To assign this Note, fill in the form below:

 

(I) or (we) assign and transfer this Note to:  

 

  (Insert assignee’s legal name)

 

 

 

(Insert assignee’s soc. sec. or tax I.D. no.)

 

 

 

 

 

 

 

 

(Print or type assignee’s name, address and zip code)

 

and irrevocably appoint  

 

to transfer this Note on the books of the Company. The agent may substitute another to act for him.

Date:                     

 

    Your Signature:  

 

     

                            (sign exactly as your name appears

                            on the face of this Note)

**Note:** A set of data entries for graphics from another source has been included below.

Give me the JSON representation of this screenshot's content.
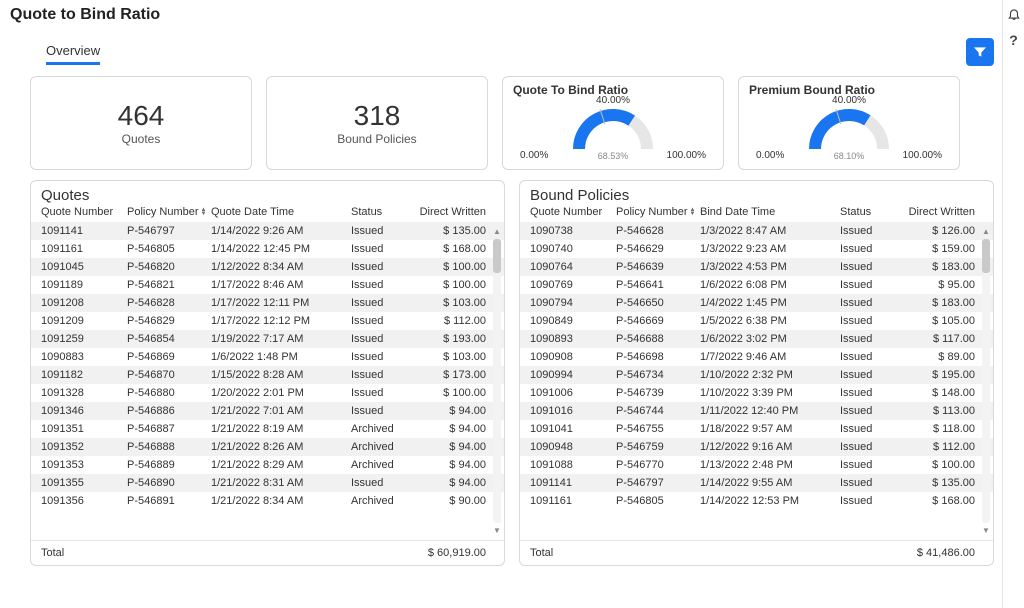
{
  "page": {
    "title": "Quote to Bind Ratio"
  },
  "tabs": {
    "overview": "Overview"
  },
  "kpi": {
    "quotes": {
      "value": "464",
      "label": "Quotes"
    },
    "bound": {
      "value": "318",
      "label": "Bound Policies"
    }
  },
  "gauges": {
    "qtb": {
      "title": "Quote To Bind Ratio",
      "top_label": "40.00%",
      "value_label": "68.53%",
      "value_pct": 68.53,
      "threshold_pct": 40.0,
      "left_label": "0.00%",
      "right_label": "100.00%",
      "arc_color": "#1976f0",
      "bg_arc_color": "#e6e6e6",
      "tick_color": "#bdbdbd"
    },
    "pbr": {
      "title": "Premium Bound Ratio",
      "top_label": "40.00%",
      "value_label": "68.10%",
      "value_pct": 68.1,
      "threshold_pct": 40.0,
      "left_label": "0.00%",
      "right_label": "100.00%",
      "arc_color": "#1976f0",
      "bg_arc_color": "#e6e6e6",
      "tick_color": "#bdbdbd"
    }
  },
  "quotes_table": {
    "title": "Quotes",
    "sorted_col": 1,
    "columns": [
      "Quote Number",
      "Policy Number",
      "Quote Date Time",
      "Status",
      "Direct Written"
    ],
    "rows": [
      [
        "1091141",
        "P-546797",
        "1/14/2022 9:26 AM",
        "Issued",
        "$ 135.00"
      ],
      [
        "1091161",
        "P-546805",
        "1/14/2022 12:45 PM",
        "Issued",
        "$ 168.00"
      ],
      [
        "1091045",
        "P-546820",
        "1/12/2022 8:34 AM",
        "Issued",
        "$ 100.00"
      ],
      [
        "1091189",
        "P-546821",
        "1/17/2022 8:46 AM",
        "Issued",
        "$ 100.00"
      ],
      [
        "1091208",
        "P-546828",
        "1/17/2022 12:11 PM",
        "Issued",
        "$ 103.00"
      ],
      [
        "1091209",
        "P-546829",
        "1/17/2022 12:12 PM",
        "Issued",
        "$ 112.00"
      ],
      [
        "1091259",
        "P-546854",
        "1/19/2022 7:17 AM",
        "Issued",
        "$ 193.00"
      ],
      [
        "1090883",
        "P-546869",
        "1/6/2022 1:48 PM",
        "Issued",
        "$ 103.00"
      ],
      [
        "1091182",
        "P-546870",
        "1/15/2022 8:28 AM",
        "Issued",
        "$ 173.00"
      ],
      [
        "1091328",
        "P-546880",
        "1/20/2022 2:01 PM",
        "Issued",
        "$ 100.00"
      ],
      [
        "1091346",
        "P-546886",
        "1/21/2022 7:01 AM",
        "Issued",
        "$ 94.00"
      ],
      [
        "1091351",
        "P-546887",
        "1/21/2022 8:19 AM",
        "Archived",
        "$ 94.00"
      ],
      [
        "1091352",
        "P-546888",
        "1/21/2022 8:26 AM",
        "Archived",
        "$ 94.00"
      ],
      [
        "1091353",
        "P-546889",
        "1/21/2022 8:29 AM",
        "Archived",
        "$ 94.00"
      ],
      [
        "1091355",
        "P-546890",
        "1/21/2022 8:31 AM",
        "Issued",
        "$ 94.00"
      ],
      [
        "1091356",
        "P-546891",
        "1/21/2022 8:34 AM",
        "Archived",
        "$ 90.00"
      ]
    ],
    "footer_label": "Total",
    "footer_value": "$ 60,919.00"
  },
  "bound_table": {
    "title": "Bound Policies",
    "sorted_col": 1,
    "columns": [
      "Quote Number",
      "Policy Number",
      "Bind Date Time",
      "Status",
      "Direct Written"
    ],
    "rows": [
      [
        "1090738",
        "P-546628",
        "1/3/2022 8:47 AM",
        "Issued",
        "$ 126.00"
      ],
      [
        "1090740",
        "P-546629",
        "1/3/2022 9:23 AM",
        "Issued",
        "$ 159.00"
      ],
      [
        "1090764",
        "P-546639",
        "1/3/2022 4:53 PM",
        "Issued",
        "$ 183.00"
      ],
      [
        "1090769",
        "P-546641",
        "1/6/2022 6:08 PM",
        "Issued",
        "$ 95.00"
      ],
      [
        "1090794",
        "P-546650",
        "1/4/2022 1:45 PM",
        "Issued",
        "$ 183.00"
      ],
      [
        "1090849",
        "P-546669",
        "1/5/2022 6:38 PM",
        "Issued",
        "$ 105.00"
      ],
      [
        "1090893",
        "P-546688",
        "1/6/2022 3:02 PM",
        "Issued",
        "$ 117.00"
      ],
      [
        "1090908",
        "P-546698",
        "1/7/2022 9:46 AM",
        "Issued",
        "$ 89.00"
      ],
      [
        "1090994",
        "P-546734",
        "1/10/2022 2:32 PM",
        "Issued",
        "$ 195.00"
      ],
      [
        "1091006",
        "P-546739",
        "1/10/2022 3:39 PM",
        "Issued",
        "$ 148.00"
      ],
      [
        "1091016",
        "P-546744",
        "1/11/2022 12:40 PM",
        "Issued",
        "$ 113.00"
      ],
      [
        "1091041",
        "P-546755",
        "1/18/2022 9:57 AM",
        "Issued",
        "$ 118.00"
      ],
      [
        "1090948",
        "P-546759",
        "1/12/2022 9:16 AM",
        "Issued",
        "$ 112.00"
      ],
      [
        "1091088",
        "P-546770",
        "1/13/2022 2:48 PM",
        "Issued",
        "$ 100.00"
      ],
      [
        "1091141",
        "P-546797",
        "1/14/2022 9:55 AM",
        "Issued",
        "$ 135.00"
      ],
      [
        "1091161",
        "P-546805",
        "1/14/2022 12:53 PM",
        "Issued",
        "$ 168.00"
      ]
    ],
    "footer_label": "Total",
    "footer_value": "$ 41,486.00"
  }
}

    Tax Identification No:  

 

    Signature Guarantee:  

 

Signatures must be guaranteed by an “eligible guarantor institution” meeting the requirements of the Securities Registrar, which requirements include membership or participation in the Security Transfer Agent Medallion Program (“STAMP”) or such other “signature guarantee program” as may be determined by the Securities Registrar in addition to, or in substitution for, STAMP, all in accordance with the Securities Exchange Act of 1934, as amended.

 

A-5


FORM OF CHANGE OF CONTROL REPURCHASE NOTICE

If you wish to have a portion of this Note purchased by the Company pursuant to Article 5 of the Supplemental Indenture, complete this form and deliver to the Trustee no later than the twentieth (20th) day (or such greater period as may be required by applicable law) after the date of the Company Notice, together with the Note with respect to which the Repurchase Right is being exercised.

State the amount (in principal amount) to be repurchased: $                    .

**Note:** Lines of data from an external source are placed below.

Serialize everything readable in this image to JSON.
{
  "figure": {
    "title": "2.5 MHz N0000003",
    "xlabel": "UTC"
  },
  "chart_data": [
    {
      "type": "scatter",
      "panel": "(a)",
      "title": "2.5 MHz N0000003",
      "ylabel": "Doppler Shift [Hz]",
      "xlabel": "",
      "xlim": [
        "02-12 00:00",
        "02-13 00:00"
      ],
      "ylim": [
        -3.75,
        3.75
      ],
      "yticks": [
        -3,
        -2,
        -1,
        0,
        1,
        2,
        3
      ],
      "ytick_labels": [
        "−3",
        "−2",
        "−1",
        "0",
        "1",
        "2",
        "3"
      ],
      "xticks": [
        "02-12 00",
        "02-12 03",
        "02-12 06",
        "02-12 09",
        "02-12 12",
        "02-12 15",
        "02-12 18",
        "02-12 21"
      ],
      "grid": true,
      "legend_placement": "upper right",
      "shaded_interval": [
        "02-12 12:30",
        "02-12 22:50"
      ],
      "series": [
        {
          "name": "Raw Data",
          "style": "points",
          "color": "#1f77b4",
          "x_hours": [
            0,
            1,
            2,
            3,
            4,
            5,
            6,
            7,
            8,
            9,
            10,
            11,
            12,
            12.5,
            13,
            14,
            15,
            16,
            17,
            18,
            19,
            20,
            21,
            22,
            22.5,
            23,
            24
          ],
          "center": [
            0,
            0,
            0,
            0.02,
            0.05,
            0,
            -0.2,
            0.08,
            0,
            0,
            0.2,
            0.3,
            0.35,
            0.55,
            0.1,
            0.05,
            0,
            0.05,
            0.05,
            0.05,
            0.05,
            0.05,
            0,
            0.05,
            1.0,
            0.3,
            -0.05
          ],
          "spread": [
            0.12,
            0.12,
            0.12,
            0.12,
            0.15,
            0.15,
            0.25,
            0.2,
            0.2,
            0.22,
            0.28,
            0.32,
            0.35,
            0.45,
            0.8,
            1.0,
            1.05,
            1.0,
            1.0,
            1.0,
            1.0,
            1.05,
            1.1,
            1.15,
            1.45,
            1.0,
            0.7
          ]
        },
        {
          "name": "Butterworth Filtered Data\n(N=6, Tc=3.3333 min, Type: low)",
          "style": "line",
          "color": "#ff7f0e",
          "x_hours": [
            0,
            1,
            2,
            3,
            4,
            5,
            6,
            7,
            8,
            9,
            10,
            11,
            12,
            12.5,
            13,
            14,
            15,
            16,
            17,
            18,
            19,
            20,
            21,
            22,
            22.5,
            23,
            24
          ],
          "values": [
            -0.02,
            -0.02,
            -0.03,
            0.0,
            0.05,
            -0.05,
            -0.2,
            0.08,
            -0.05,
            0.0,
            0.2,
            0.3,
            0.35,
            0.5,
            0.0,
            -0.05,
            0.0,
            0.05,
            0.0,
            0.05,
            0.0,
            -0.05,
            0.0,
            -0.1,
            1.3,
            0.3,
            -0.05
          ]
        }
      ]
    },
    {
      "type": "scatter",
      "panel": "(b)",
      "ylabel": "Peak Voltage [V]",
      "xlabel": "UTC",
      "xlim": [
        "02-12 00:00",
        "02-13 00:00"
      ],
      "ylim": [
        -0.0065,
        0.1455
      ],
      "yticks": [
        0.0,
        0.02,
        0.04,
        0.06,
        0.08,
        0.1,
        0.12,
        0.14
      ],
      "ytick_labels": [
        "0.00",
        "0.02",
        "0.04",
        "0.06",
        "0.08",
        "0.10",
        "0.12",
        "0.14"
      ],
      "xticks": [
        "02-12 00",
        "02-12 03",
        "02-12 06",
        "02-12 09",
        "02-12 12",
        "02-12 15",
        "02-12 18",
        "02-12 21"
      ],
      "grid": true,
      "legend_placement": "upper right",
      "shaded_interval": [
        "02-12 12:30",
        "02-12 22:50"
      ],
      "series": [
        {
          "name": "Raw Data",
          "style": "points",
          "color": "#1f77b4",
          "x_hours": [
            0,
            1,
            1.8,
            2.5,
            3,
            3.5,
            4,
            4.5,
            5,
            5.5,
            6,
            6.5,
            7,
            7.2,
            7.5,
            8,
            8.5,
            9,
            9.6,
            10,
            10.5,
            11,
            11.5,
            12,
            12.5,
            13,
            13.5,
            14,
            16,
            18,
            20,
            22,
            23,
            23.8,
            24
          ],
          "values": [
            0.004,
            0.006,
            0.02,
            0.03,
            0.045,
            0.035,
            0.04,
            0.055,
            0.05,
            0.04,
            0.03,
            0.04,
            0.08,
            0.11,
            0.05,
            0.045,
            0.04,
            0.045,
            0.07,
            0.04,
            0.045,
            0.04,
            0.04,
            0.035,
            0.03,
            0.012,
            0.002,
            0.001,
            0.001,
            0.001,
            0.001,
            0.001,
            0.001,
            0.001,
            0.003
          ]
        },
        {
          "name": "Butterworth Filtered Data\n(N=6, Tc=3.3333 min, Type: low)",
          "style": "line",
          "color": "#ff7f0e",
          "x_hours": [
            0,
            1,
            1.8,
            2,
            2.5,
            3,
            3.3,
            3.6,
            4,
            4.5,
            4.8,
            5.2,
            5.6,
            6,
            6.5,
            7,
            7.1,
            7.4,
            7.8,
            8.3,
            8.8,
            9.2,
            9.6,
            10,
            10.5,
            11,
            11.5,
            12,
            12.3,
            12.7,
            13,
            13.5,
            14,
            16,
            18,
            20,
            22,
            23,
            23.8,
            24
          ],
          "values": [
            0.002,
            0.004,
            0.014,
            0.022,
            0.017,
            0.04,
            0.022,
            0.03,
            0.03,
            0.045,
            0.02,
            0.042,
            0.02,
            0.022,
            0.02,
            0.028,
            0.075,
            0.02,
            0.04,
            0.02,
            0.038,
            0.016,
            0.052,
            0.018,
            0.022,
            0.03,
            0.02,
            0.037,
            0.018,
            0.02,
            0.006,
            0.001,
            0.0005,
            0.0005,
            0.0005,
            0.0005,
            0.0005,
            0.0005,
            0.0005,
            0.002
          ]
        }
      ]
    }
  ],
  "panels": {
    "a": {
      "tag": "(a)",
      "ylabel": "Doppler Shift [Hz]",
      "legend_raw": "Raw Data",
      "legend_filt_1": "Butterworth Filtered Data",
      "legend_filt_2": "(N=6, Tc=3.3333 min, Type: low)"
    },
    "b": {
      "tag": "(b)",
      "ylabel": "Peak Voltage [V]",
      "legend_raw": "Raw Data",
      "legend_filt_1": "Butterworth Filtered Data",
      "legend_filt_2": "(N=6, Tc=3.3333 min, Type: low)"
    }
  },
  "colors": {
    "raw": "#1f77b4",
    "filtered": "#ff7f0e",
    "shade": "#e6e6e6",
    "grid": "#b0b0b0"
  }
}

State the certificate number of the Note to be repurchased:                     .

If applicable, state the name of the Person in which the portion thereof to remain Outstanding after such repurchase is to be registered:                                                              .

Date:                     

 

Your Signature:  

 

 

                    (Sign exactly as your name appears on the other side of this Note)

 

Signature Guarantee:  

 

   

Signatures must be guaranteed by an “eligible guarantor institution” meeting the requirements of the Securities Registrar, which requirements include membership or participation in the Security Transfer Agent Medallion Program (“STAMP”) or such other “signature guarantee program” as may be determined by the Securities Registrar in addition to, or in substitution for, STAMP, all in accordance with the Securities Exchange Act of 1934, as amended.